Shotwell Architecture Overview: Performance via Aggregation and Transactions
As a media manager, it's expected that Shotwell will deal with large collections of photos and videos and their organizing containers, tags and events. It's tempting when writing code to perform an operation on selected group of objects one at a time. This works when a small number of objects is affected, but doesn't scale when the number is huge. Shotwell has systems in place to attempt to deal with operations on groups all at once, or at least in such a way as to minimize impact. This strategy is continually evolving.
1. Signal Aggregation
The first step toward this is in the data architecture in the form of signal aggregation. If several objects are added at once to a DataCollection, instead of firing a separate "added" signal for each one, an "items-added" signal is fired supplying a list of all added items. It's a simple example, but these pluralized signals mean that signal handlers are only called once.
This can be circumvented by poorly written code by adding objects one at a time in a loop rather than gathering them together and submitting them at once. Good interfaces help prevent this but it still must be watched for by human eyes.
2. Freezing and Thawing
Sometimes it's not as simple as gathering all the objects and submitting them at once. Some times multiple objects must be called in succession to perform their operations, or layering prevents an easy way to gather objects together.
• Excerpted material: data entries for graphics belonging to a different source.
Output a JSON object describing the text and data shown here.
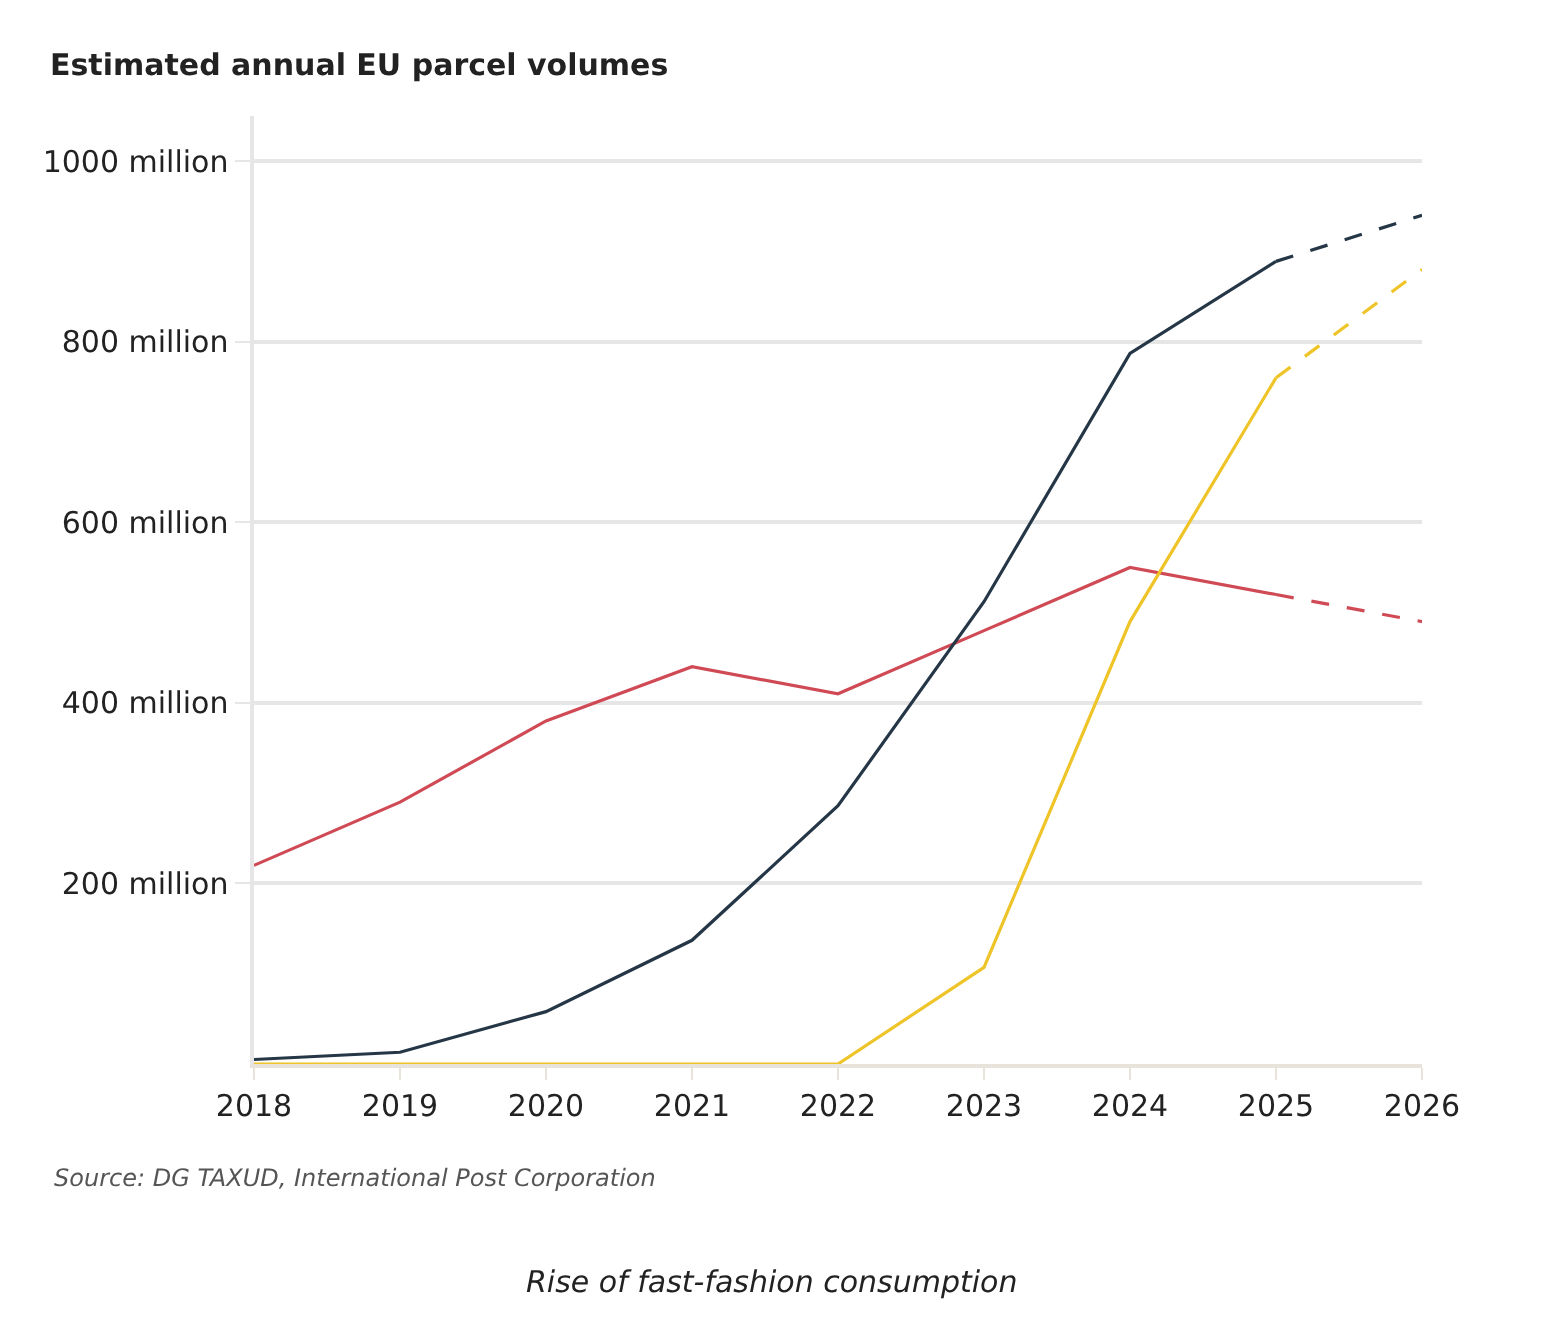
{
  "chart_data": {
    "type": "line",
    "title": "Estimated annual EU parcel volumes",
    "xlim": [
      2018,
      2026
    ],
    "xticks": [
      2018,
      2019,
      2020,
      2021,
      2022,
      2023,
      2024,
      2025,
      2026
    ],
    "ylim": [
      0,
      1050
    ],
    "yticks": [
      {
        "value": 200,
        "label": "200 million"
      },
      {
        "value": 400,
        "label": "400 million"
      },
      {
        "value": 600,
        "label": "600 million"
      },
      {
        "value": 800,
        "label": "800 million"
      },
      {
        "value": 1000,
        "label": "1000 million"
      }
    ],
    "grid": "y",
    "series": [
      {
        "color": "#d04a55",
        "line_style": "solid",
        "x": [
          2018,
          2019,
          2020,
          2021,
          2022,
          2023,
          2024,
          2025
        ],
        "values": [
          220,
          290,
          380,
          440,
          410,
          480,
          550,
          520
        ]
      },
      {
        "color": "#d04a55",
        "line_style": "dashed",
        "x": [
          2025,
          2026
        ],
        "values": [
          520,
          490
        ]
      },
      {
        "color": "#253746",
        "line_style": "solid",
        "x": [
          2018,
          2019,
          2020,
          2021,
          2022,
          2023,
          2024,
          2025
        ],
        "values": [
          5,
          13,
          58,
          137,
          286,
          512,
          787,
          889
        ]
      },
      {
        "color": "#253746",
        "line_style": "dashed",
        "x": [
          2025,
          2026
        ],
        "values": [
          889,
          940
        ]
      },
      {
        "color": "#eec428",
        "line_style": "solid",
        "x": [
          2018,
          2019,
          2020,
          2021,
          2022,
          2023,
          2024,
          2025
        ],
        "values": [
          0,
          0,
          0,
          0,
          0,
          107,
          490,
          760
        ]
      },
      {
        "color": "#eec428",
        "line_style": "dashed",
        "x": [
          2025,
          2026
        ],
        "values": [
          760,
          880
        ]
      }
    ],
    "annotations": [
      "Source: DG TAXUD, International Post Corporation",
      "Rise of fast-fashion consumption"
    ]
  }
}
In this case, DataCollections may be frozen at the start of a large operation set and frozen at the end.
A frozen DataCollection won't fire a subset of its signals when changes occur. For the base DataCollection class, the signals are "items-altered" and "ordering-changed". For example, if LibraryPhoto.global is frozen, any number of Photos may be altered (i.e. rotated) and none of LibraryPhoto.global's observers will be notified. Instead, the signals are aggregated in an internal list.
When the DataCollection is thawed, all the signals that should have been fired are fired at once. Thus, freezing and thawing is a special case of signal aggregation.
Calls to DataCollection's freeze and thaw methods may be nested.
3. Transactions
Freezing a collection allows for signal emission to be controlled. Since most DataSources have a backing representation that must be updated during operations, their respective SourceCollections may offer a TransactionController. Currently only MediaSourceCollections are required to offer one; this may be made a requirement for all SourceCollections in the future.
A TransactionController is an abstract class that mirrors the freeze/thaw characteristics of the DataCollection. Its interface is begin() and commit(), reflecting the database terminology it sprung from. Each SourceCollection is responsible for implementing its own TransactionController. In the case of LibraryPhotos and Videos, their TransactionController.begin() operations (a) freeze their respective SourceCollections and (b) open an SQLite transaction. If tens or hundreds of database operations occur back-to-back, it's far more efficient to group them as a single transaction to the database. TransactionContoller takes advantage of that.
4. In Practice
These strategies evolved over time and were not always available in Shotwell. Different code uses different strategies to optimize performance. Signal aggregation has been around long enough that most code takes advantage of it. Freezing collections is mostly well-used, but there are still some operations (notably Commands) that do not use it yet. Transactions are the newest and code should be moved to it whenever possible.
More or better strategies may appear in the future. These represent the direction Shotwell is going to maximize performance.